3.11.08

CAPOEIRA


Poema en prosa

de Juan Antonio González Iglesias


Felices los flexibles. Sus tobillos son súbitos puntos en el espacio, como estrellas fugaces en el atardecer. Sus pies alados no pisan las cabezas de los hombres porque no quieren. Cercan, sobrevuelan los cinco centímetros de aura donde el otro se guarda. Nadie diría que han estado durmiendo hasta hace poco, que han trabajado duro a lo largo del día, o han estado metido en rollos malos, porque ahora levantan un tobillo por encima del horizonte y con el otro pie tocan la tierra. Así proyectan arcos instantáneos, con las extremidades inferiores. Son preferibles a los arquitectos, y a los programas de diseño gráfico más potentes. Benditos los acróbatas nuevos. Luchan de dos en dos, como los que se aman. Se atrapan mutuamente en un deseo que los hará volver.
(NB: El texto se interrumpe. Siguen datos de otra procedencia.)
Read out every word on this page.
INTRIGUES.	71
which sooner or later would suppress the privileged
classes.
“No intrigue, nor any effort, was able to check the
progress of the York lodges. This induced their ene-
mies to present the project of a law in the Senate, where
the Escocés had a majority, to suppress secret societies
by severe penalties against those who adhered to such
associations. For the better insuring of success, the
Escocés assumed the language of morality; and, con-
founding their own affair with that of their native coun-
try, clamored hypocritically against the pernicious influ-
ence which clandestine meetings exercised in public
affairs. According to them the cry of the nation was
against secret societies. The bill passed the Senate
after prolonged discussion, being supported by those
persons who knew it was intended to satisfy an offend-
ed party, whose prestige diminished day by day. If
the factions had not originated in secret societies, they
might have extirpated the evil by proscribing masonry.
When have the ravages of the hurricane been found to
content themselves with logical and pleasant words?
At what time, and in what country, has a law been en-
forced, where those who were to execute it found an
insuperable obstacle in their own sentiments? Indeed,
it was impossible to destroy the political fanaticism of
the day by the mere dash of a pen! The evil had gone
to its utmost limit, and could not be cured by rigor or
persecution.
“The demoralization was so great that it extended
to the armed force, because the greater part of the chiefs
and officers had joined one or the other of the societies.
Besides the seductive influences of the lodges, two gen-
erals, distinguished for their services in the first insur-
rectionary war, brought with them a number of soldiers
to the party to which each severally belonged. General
Con golpes inaudibles se aproximan. Se alejan de los demás mortales. Tan simbólicamente tan intrincadamente combaten, que los ángulos los pantalones blancos de algodón intangible las líneas y los músculos euclídeos trabajan como instrumentos de alta precisión al servicio de una sorprendente pureza. Nada les interrumpe durante media hora. Jóvenes conflictivos de barrios marginados cada tarde reducen a cero la violencia. Felices los descalzos que conocen a ciegas el número perfecto de la arena. Nadie más libre que estos descendientes de esclavos. Felices los flexibles.